The original IHME model assumed a scenario in which extreme social distancing measures would remain in place across the country through August, a scenario not mirrored by daily news accounts of varied and changing strategies across states. IHME officials have said they are now assuming social distancing continues through the end of June, which still be optimistic given that President Donald Trump and others are pushing for lifting of restrictions in many states by May 1.
The most recent IHME model, according to their website, relies on death rate data from 17 areas in Asia and Europe. While Minnesota’s model originally had similar data to work with, researchers have now been able to adjust those rates using Minnesota-specific data.

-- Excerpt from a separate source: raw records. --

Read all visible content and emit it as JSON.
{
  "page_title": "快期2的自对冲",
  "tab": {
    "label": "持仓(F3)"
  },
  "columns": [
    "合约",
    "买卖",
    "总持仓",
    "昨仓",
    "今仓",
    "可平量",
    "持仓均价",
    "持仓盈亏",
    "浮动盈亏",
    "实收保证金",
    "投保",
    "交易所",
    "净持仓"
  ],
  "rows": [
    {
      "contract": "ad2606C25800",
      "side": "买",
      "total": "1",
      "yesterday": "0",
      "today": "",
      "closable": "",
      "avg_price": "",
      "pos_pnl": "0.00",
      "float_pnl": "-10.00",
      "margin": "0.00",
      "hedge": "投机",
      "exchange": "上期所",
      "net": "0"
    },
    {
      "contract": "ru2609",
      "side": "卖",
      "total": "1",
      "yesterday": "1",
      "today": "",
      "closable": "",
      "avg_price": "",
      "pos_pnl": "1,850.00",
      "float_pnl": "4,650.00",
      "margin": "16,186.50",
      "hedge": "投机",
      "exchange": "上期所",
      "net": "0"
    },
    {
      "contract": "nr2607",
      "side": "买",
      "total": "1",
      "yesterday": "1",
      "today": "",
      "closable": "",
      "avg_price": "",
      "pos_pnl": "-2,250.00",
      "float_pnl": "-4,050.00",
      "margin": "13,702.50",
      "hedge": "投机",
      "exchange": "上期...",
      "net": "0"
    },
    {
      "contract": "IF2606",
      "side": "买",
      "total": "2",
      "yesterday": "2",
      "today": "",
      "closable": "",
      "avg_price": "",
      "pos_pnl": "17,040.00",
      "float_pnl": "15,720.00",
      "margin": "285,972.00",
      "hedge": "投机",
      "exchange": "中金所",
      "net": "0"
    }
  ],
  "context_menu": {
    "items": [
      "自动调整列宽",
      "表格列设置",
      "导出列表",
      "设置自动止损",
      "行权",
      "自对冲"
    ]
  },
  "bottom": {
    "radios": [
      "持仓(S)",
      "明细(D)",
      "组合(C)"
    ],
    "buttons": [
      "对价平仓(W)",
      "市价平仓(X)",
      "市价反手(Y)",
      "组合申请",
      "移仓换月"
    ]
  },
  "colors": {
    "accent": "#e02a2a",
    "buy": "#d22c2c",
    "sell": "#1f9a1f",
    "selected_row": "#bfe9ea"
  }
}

Armchair statisticians’ calculations based on total numbers of deaths or tests administered fall far short of the sophisticated details and scope that computer-driven models employ, and tiny changes in a specific input variable can yield dramatic differences over time.
For example, in a world of data that is evolving and changing rapidly, what number should the model use for the number of people who get infected by each person with COVID-19? Choosing two rather than four doesn’t make too much of a difference in a few days, but over six months, a year, and 18 months the differences are in the thousands. Current research suggests a target used by the Minnesota model, 3.87, but researchers work with a level of uncertainty from 2.5 to 4.7 persons infected by any one individual.
Now add in such things as the amount of time the virus is latent in a person and the number of days a person can infect others, the number of days patients are in the hospital, the length of time a patient spends in an ICU, the increased death rate when ICU beds are at capacity and can’t take patients who need them, and the increased death rates for people with one or more underlying health conditions, all of which carry some level of uncertainty and are subject to change, and the complexity of modeling potential COVID-19 outcomes becomes glaringly apparent.
Gildemeister said incorporating additional data, including that specific to Minnesota, has led to differences from when the model was first developed. Some of those changes are that the virus spreads faster than initially believed, but hospital stays are fewer and shorter.
Most significantly, the number of predicted deaths in the state has dropped from an initial estimate of 50,000 to 20,000 to 22,000.
When one journalist suggested 22,000 seemed high compared to the lower-than-projected number of deaths in New York City, Commissioner Malcom responded.
“We’re really not going to try to respond to point-in-time estimates,” she said. “This is the peak of wave one for New York. I’ve heard other epidemiologists very concerned that New York will see waves much larger than what they’ve already seen in the coming months. We have to help people understand this is not a one-time event, it isn’t that you hit the peak and everything goes back to normal. This is going to be with us in a really challenging way, in multiple ways, until there are treatments and a vaccine. That’s just the hard reality we have to factor into this planning and these policy decisions.”
Gildemeister noted that the situation in New York was significantly different from conditions in Minnesota, and re-emphasized that models are part of what needs to be considered when trying to address mitigation.
“Our job is to provide data-driven evidence for decision makers,” he said. “There are trade-offs with every decision. The burden of decision lies with people who have been elected or who have been appointed.”
Malcom agreed, and noted that data from Minnesota hospitals modeling their own capacity paints a more bleak picture.
“This underscores why we would never use this model as the only driver of the decision,” she said. “This is one of many data points. The other thing we’re looking at very closely is what hospitals are telling us about their capacity, their confidence level in how quickly they can add capacity. Their own models, as the governor has said, are much more pessimistic than this one. The hospitals’ models are suggesting that the time is really critical because they think peak ICU demand will be greater than these numbers.”